John C.G. Röhl bestreitet dies. In seiner kürzlich abgeschlossenen dreibändigen Biografie vermittelt er ein besonders abschätziges, auch von psychopathischen Zügen bestimmtes Bild von ihm. Seine Jahrzehnte zurückreichende intensive Beschäftigung mit ihm hat auch damit zu tun, dass er selbst eine englische Mutter und einen deutschen Vater hat. Auch damit, dass für Wilhelm II. die Politik gegenüber Großbritannien herausragende Bedeutung hatte und es dabei unter seinem Einfluss und seiner Mitwirkung wiederholt zu Spannungen und britischem Misstrauen kam.

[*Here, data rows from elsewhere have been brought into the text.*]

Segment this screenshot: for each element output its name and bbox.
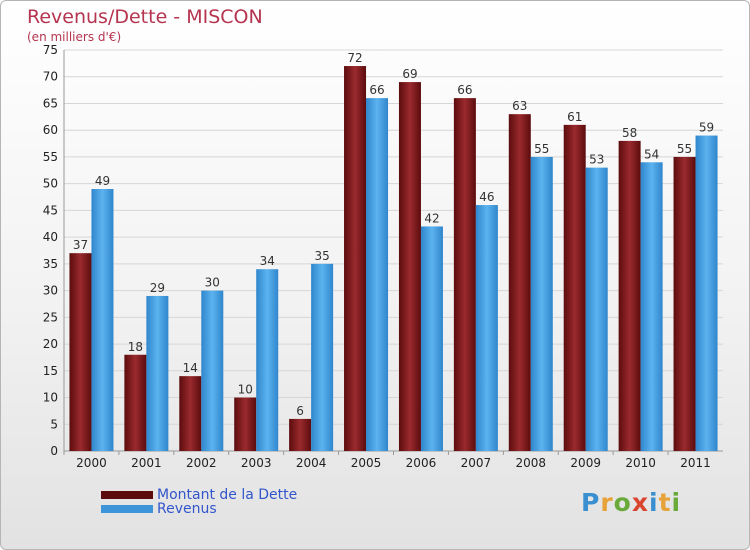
legend-swatch-dette <box>101 491 153 499</box>
bar-revenus <box>201 290 224 451</box>
bar-revenus <box>640 162 663 451</box>
proxiti-logo: Proxiti <box>581 488 681 517</box>
bar-dette <box>398 82 421 451</box>
bar-revenus <box>475 205 498 451</box>
data-label: 69 <box>402 67 417 81</box>
logo-letter: i <box>671 488 682 517</box>
data-label: 63 <box>512 99 527 113</box>
data-label: 66 <box>369 83 384 97</box>
bar-revenus <box>311 263 334 451</box>
y-tick-label: 5 <box>50 417 58 431</box>
y-tick-label: 60 <box>43 123 58 137</box>
bar-revenus <box>146 295 169 451</box>
legend-label-dette: Montant de la Dette <box>157 487 298 503</box>
x-tick-label: 2000 <box>76 456 107 470</box>
bar-dette <box>563 124 586 451</box>
y-tick-label: 20 <box>43 337 58 351</box>
data-label: 34 <box>260 254 275 268</box>
x-tick-label: 2010 <box>625 456 656 470</box>
bar-dette <box>618 140 641 452</box>
data-label: 18 <box>128 340 143 354</box>
legend-item-revenus: Revenus <box>101 501 217 517</box>
y-tick-label: 75 <box>43 43 58 57</box>
y-tick-label: 65 <box>43 96 58 110</box>
bar-revenus <box>256 269 279 451</box>
bar-revenus <box>420 226 443 451</box>
bar-revenus <box>530 156 553 451</box>
x-tick-label: 2004 <box>296 456 327 470</box>
data-label: 61 <box>567 110 582 124</box>
logo-letter: i <box>649 488 659 517</box>
logo-letter: t <box>658 488 672 517</box>
data-label: 58 <box>622 126 637 140</box>
y-tick-label: 25 <box>43 310 58 324</box>
x-tick-label: 2001 <box>131 456 162 470</box>
data-label: 66 <box>457 83 472 97</box>
x-tick-label: 2007 <box>461 456 492 470</box>
data-label: 6 <box>296 404 304 418</box>
data-label: 55 <box>534 142 549 156</box>
data-label: 55 <box>677 142 692 156</box>
bar-dette <box>453 98 476 452</box>
data-label: 54 <box>644 147 659 161</box>
logo-letter: P <box>581 488 601 517</box>
data-label: 35 <box>314 249 329 263</box>
bar-dette <box>289 418 312 451</box>
y-tick-label: 15 <box>43 364 58 378</box>
bar-dette <box>179 376 202 451</box>
chart-subtitle: (en milliers d'€) <box>27 30 122 44</box>
bar-revenus <box>91 189 114 451</box>
data-label: 72 <box>347 51 362 65</box>
x-tick-label: 2006 <box>406 456 437 470</box>
y-tick-label: 10 <box>43 391 58 405</box>
data-label: 10 <box>238 383 253 397</box>
logo-letter: r <box>600 488 614 517</box>
data-label: 59 <box>699 121 714 135</box>
y-tick-label: 40 <box>43 230 58 244</box>
y-tick-label: 35 <box>43 257 58 271</box>
bar-dette <box>234 397 257 451</box>
bar-dette <box>344 66 367 451</box>
y-tick-label: 45 <box>43 203 58 217</box>
logo-letter: x <box>631 488 649 517</box>
data-label: 46 <box>479 190 494 204</box>
bar-revenus <box>585 167 608 452</box>
bar-dette <box>508 114 531 451</box>
x-tick-label: 2002 <box>186 456 217 470</box>
bar-revenus <box>695 135 718 451</box>
y-tick-label: 50 <box>43 177 58 191</box>
data-label: 29 <box>150 281 165 295</box>
legend-swatch-revenus <box>101 505 153 513</box>
data-label: 53 <box>589 153 604 167</box>
bar-dette <box>673 156 696 451</box>
legend-item-dette: Montant de la Dette <box>101 487 298 503</box>
data-label: 37 <box>73 238 88 252</box>
data-label: 14 <box>183 361 198 375</box>
data-label: 30 <box>205 276 220 290</box>
x-tick-label: 2009 <box>570 456 601 470</box>
x-tick-label: 2008 <box>516 456 547 470</box>
logo-letter: o <box>613 488 632 517</box>
chart-title: Revenus/Dette - MISCON <box>27 6 263 28</box>
bar-revenus <box>366 98 389 452</box>
bar-dette <box>124 354 147 451</box>
legend-label-revenus: Revenus <box>157 501 217 517</box>
bar-dette <box>69 253 92 451</box>
y-tick-label: 30 <box>43 284 58 298</box>
x-tick-label: 2011 <box>680 456 711 470</box>
y-tick-label: 55 <box>43 150 58 164</box>
data-label: 42 <box>424 211 439 225</box>
x-tick-label: 2003 <box>241 456 272 470</box>
data-label: 49 <box>95 174 110 188</box>
x-tick-label: 2005 <box>351 456 382 470</box>
y-tick-label: 0 <box>50 444 58 458</box>
y-tick-label: 70 <box>43 70 58 84</box>
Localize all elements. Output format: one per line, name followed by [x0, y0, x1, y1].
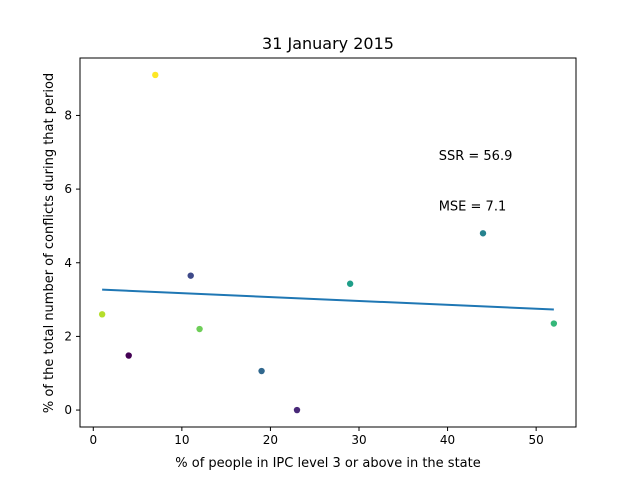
- y-tick-label: 8: [64, 108, 72, 122]
- x-axis-ticks: 0 10 20 30 40 50: [89, 427, 544, 447]
- x-tick-label: 0: [89, 433, 97, 447]
- scatter-point: [293, 406, 301, 414]
- scatter-point: [152, 71, 159, 79]
- y-tick-label: 2: [64, 329, 72, 343]
- data-points: [98, 71, 558, 414]
- scatter-point: [479, 230, 487, 237]
- annotation-text: MSE = 7.1: [439, 199, 507, 214]
- x-tick-label: 40: [440, 433, 455, 447]
- y-axis-ticks: 0 2 4 6 8: [64, 108, 80, 417]
- y-tick-label: 4: [64, 256, 72, 270]
- scatter-point: [98, 311, 106, 318]
- scatter-point: [187, 272, 194, 279]
- axes-frame: [79, 57, 577, 428]
- y-axis-label: % of the total number of conflicts durin…: [42, 73, 57, 413]
- regression-line: [102, 288, 554, 311]
- x-tick-label: 10: [174, 433, 189, 447]
- scatter-point: [196, 325, 203, 333]
- scatter-point: [346, 280, 354, 287]
- y-tick-label: 0: [64, 403, 72, 417]
- y-tick-label: 6: [64, 182, 72, 196]
- x-tick-label: 30: [351, 433, 366, 447]
- x-tick-label: 20: [263, 433, 278, 447]
- x-tick-label: 50: [529, 433, 544, 447]
- annotation-text: SSR = 56.9: [439, 149, 513, 164]
- fit-line-layer: [102, 288, 554, 311]
- scatter-point: [125, 352, 132, 359]
- x-axis-label: % of people in IPC level 3 or above in t…: [175, 456, 480, 471]
- scatter-point: [258, 367, 265, 375]
- annotations: SSR = 56.9 MSE = 7.1: [439, 149, 513, 214]
- scatter-point: [550, 320, 558, 327]
- chart-title: 31 January 2015: [262, 34, 394, 53]
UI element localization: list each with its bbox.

Eine komplexe Persönlichkeit
Dem Briten Christopher Clark ist der "spöttische, verunglimpfende, ja sogar verteufelnde Tonfall vieler historiographischer Kommentare" zu Wilhelm zuwider. In seinem um Ausgewogenheit bemühten Buch "Kaiser Wilhelm II." beschreibt er ihn als komplexe Persönlichkeit, einen intelligenten Menschen, keineswegs unbedeutend, jedoch mit einem schlechten Urteilsvermögen, der zu taktlosen Ausbrüchen und kurzlebigen Begeisterungen tendierte, eine ängstliche, zu Panik neigende Gestalt, unfähig ein eigenes konzises Programm durchzuhalten. Zu seiner Rolle in der internationalen sogenannten Julikrise 1914 schreibt Clark, er habe Deutschland zwar nicht in einen kontinentalen Krieg verwickeln wollen, doch einige der Entscheidungen getroffen, die ihn herbeiführten. Vom Kaiser Franz Joseph (Österreich) und Zar Nikolaus könne man das gleiche sagen.
Am Ende des verlorenen Kriegs 1918 entschloss er sich zur Abdankung und ging ins Exil in die Niederlande. Nach einer kurzen Zeit im Kastell Amerongen in der Provinz Utrecht lebte er bis zu seinem Tod am 4. Juni 1941 im Haus Doorn in der gleichen Provinz. Große Freude hatte ihm im Jahr vorher der siegreiche deutsche Feldzug in Frankreich bereitet, auf dessen Boden seine Armeen einst gescheitert waren. Er gratulierte Hitler in einem Telegramm "zu dem von Gott geschenkten gewaltigen Sieg". Über seinen Tod berichteten deutsche Zeitungen gemäß offizieller Verfügung des NS-Staates nur mit einspaltiger Überschrift auf der unteren Hälfte der ersten Seite.